Quantum Machines
Overview
Quantum control and orchestration systems. Develops OPX+ quantum controller hardware and QUA programming language for real-time quantum-classical processing. Critical infrastructure for quantum error correction.
Key Milestones
- 2018: Founded by Itamar Sivan, Yonatan Cohen, and Nissim Ofek
- 2022: Released OPX+ quantum controller
- 2023: Raised $70M Series B
- 2024: QUA language adopted by major quantum hardware labs
- 2025: Integrated NVQLink with NVIDIA for microsecond-latency quantum error correction
- 2026: Partnered with NVIDIA Accelerated Quantum Research Center
Technology Approach
Quantum Machines builds the control layer between classical computers and quantum processors. Their OPX+ controller generates and processes the precise microwave pulses that manipulate qubits, with real-time classical processing capability that’s critical for error correction.

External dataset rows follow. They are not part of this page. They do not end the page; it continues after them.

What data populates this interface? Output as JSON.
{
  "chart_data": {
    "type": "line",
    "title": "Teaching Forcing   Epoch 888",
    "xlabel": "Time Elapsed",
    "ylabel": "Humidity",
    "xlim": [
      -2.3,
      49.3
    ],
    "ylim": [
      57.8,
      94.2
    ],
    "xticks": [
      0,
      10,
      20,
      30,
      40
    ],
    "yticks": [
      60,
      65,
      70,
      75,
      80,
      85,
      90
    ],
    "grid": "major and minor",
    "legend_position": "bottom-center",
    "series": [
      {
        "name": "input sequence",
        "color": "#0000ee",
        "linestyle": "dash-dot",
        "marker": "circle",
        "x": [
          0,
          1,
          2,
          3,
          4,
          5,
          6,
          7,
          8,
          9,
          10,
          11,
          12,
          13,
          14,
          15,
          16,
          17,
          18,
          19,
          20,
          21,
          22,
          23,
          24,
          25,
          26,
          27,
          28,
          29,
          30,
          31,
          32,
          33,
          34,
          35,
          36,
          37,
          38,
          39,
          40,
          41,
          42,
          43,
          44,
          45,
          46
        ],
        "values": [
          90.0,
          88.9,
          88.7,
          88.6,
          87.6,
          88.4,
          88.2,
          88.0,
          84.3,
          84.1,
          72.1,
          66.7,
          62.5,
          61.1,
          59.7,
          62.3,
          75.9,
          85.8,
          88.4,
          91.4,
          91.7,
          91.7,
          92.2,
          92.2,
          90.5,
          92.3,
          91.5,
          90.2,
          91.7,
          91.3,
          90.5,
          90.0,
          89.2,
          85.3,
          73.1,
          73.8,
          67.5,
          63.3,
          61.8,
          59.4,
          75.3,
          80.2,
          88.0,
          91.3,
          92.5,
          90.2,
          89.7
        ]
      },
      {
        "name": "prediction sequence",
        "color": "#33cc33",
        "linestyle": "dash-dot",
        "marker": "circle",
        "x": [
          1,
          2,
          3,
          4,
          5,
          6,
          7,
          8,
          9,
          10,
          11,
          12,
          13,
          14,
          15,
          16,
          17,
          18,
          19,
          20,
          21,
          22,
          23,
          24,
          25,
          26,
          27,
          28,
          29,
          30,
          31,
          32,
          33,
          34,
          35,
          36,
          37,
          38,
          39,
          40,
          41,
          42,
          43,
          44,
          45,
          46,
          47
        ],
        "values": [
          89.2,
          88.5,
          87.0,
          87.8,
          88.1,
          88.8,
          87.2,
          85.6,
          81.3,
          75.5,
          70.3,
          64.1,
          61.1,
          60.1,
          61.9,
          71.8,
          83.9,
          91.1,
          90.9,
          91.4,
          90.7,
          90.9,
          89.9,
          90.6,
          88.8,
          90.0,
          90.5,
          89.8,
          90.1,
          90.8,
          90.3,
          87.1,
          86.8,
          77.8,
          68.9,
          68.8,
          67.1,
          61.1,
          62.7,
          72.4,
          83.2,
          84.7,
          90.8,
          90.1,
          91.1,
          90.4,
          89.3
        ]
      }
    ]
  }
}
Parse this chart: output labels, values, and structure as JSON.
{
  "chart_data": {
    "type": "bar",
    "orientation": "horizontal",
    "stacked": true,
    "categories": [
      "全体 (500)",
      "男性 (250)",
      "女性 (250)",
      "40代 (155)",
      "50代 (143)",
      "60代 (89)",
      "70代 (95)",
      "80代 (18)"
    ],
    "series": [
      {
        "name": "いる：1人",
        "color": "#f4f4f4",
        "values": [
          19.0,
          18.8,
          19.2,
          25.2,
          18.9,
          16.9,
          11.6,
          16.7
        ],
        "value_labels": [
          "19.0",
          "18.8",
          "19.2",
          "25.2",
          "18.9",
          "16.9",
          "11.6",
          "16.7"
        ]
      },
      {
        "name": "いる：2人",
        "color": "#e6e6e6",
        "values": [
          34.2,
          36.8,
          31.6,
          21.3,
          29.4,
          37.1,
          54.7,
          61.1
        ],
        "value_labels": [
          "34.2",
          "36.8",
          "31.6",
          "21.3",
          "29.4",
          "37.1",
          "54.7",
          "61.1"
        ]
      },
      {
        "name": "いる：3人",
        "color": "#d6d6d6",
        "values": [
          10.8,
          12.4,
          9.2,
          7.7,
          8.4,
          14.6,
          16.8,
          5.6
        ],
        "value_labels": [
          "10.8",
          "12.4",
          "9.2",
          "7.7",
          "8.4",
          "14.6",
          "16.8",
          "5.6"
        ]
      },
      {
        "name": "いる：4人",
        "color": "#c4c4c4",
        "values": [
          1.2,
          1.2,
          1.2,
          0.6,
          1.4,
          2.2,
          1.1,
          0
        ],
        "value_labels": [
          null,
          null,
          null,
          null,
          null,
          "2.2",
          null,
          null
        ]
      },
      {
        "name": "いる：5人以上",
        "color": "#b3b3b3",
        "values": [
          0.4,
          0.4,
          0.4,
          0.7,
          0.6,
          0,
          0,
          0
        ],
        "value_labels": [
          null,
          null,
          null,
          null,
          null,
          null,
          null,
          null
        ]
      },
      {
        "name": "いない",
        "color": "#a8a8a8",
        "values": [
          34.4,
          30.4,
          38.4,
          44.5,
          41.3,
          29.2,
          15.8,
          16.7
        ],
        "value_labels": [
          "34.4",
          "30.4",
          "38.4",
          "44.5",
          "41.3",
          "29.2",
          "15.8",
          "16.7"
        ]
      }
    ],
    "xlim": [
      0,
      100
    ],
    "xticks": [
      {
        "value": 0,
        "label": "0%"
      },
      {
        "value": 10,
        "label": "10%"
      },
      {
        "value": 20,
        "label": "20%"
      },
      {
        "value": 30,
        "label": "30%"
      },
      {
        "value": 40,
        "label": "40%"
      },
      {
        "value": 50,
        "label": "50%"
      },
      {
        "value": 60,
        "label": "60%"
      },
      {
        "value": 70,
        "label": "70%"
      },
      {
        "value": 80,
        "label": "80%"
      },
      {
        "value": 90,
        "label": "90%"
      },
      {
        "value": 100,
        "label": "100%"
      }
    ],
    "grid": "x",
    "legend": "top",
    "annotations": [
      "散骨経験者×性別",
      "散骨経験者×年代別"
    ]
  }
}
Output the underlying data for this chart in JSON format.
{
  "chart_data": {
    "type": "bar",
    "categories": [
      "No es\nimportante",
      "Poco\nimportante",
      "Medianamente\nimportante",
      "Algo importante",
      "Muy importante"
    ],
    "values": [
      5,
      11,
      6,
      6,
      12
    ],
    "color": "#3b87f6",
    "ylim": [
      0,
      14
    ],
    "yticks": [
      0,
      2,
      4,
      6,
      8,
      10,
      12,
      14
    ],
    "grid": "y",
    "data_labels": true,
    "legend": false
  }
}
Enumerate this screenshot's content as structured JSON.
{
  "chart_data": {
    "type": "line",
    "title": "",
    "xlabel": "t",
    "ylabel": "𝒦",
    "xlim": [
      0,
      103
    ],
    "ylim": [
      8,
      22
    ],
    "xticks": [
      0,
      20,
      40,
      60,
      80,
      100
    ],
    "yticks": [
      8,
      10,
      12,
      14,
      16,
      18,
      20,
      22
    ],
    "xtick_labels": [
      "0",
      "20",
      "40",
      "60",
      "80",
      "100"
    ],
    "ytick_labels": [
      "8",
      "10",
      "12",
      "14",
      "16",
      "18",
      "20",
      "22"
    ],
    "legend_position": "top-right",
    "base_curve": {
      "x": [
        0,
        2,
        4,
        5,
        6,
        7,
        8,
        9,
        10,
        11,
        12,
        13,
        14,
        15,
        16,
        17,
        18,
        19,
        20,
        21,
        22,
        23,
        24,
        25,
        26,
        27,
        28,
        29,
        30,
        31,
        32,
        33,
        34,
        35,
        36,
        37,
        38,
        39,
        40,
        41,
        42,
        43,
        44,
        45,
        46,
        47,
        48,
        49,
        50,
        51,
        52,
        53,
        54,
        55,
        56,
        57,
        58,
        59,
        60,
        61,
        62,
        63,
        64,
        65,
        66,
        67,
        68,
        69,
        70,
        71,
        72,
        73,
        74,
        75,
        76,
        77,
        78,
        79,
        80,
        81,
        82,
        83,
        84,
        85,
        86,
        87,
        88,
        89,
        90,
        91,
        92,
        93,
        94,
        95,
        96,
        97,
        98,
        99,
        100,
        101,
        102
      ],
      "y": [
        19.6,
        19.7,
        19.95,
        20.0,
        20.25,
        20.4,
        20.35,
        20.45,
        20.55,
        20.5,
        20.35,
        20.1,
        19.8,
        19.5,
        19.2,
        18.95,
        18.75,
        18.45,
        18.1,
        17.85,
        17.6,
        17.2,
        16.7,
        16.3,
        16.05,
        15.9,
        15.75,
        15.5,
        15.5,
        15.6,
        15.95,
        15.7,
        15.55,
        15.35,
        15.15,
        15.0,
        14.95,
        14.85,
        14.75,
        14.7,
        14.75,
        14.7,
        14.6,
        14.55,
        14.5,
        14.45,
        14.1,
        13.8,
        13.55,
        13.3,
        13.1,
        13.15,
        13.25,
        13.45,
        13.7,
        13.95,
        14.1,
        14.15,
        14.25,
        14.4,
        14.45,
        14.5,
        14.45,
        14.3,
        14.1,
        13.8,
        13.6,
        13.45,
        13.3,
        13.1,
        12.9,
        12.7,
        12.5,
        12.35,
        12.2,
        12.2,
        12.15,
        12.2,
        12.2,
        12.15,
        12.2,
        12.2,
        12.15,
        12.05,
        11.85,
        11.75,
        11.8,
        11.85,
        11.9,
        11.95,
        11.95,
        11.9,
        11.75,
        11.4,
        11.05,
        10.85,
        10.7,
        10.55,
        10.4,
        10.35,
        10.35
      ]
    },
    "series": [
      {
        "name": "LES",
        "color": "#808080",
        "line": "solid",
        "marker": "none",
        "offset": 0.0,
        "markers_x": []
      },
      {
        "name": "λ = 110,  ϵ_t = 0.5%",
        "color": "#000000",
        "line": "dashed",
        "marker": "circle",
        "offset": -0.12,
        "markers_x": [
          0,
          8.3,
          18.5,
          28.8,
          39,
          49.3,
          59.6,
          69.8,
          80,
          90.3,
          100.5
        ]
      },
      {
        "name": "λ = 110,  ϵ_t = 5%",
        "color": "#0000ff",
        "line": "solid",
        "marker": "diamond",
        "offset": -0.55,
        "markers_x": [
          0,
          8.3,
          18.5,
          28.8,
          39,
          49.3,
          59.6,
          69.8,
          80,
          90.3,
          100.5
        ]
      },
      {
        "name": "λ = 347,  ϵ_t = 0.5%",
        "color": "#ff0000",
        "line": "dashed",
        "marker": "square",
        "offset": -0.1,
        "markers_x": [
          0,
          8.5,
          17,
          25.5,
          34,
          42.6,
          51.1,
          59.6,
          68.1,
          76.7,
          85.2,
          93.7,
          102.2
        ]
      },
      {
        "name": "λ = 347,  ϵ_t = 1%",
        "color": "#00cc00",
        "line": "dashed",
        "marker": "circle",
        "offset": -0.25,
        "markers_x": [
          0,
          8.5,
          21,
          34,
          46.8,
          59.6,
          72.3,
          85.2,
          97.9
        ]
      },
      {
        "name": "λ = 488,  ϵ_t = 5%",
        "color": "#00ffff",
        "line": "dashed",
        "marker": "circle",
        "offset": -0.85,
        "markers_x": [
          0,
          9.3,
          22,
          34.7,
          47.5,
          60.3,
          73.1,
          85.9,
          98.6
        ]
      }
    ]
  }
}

The QUA programming language allows researchers to write quantum experiments that include real-time classical decision-making — essential for adaptive algorithms and error correction protocols where the classical computer must react to quantum measurements within microseconds.
NVIDIA Partnership
The integration with NVIDIA’s NVQLink interconnect is significant: it enables microsecond-feedback loops between GPU supercomputers and quantum processors. This is not optional infrastructure — it’s a prerequisite for practical quantum error correction, where classical decoders must process syndrome data faster than new errors accumulate.
Competitive Position
Strengths: Infrastructure that every quantum computer needs. Hardware-agnostic (works with superconducting, trapped ion, and other modalities). NVIDIA partnership positions them at the centre of the hybrid quantum-classical stack.
Challenges: Zurich Instruments and Keysight also compete in quantum control. Risk that large quantum hardware companies build their own control electronics.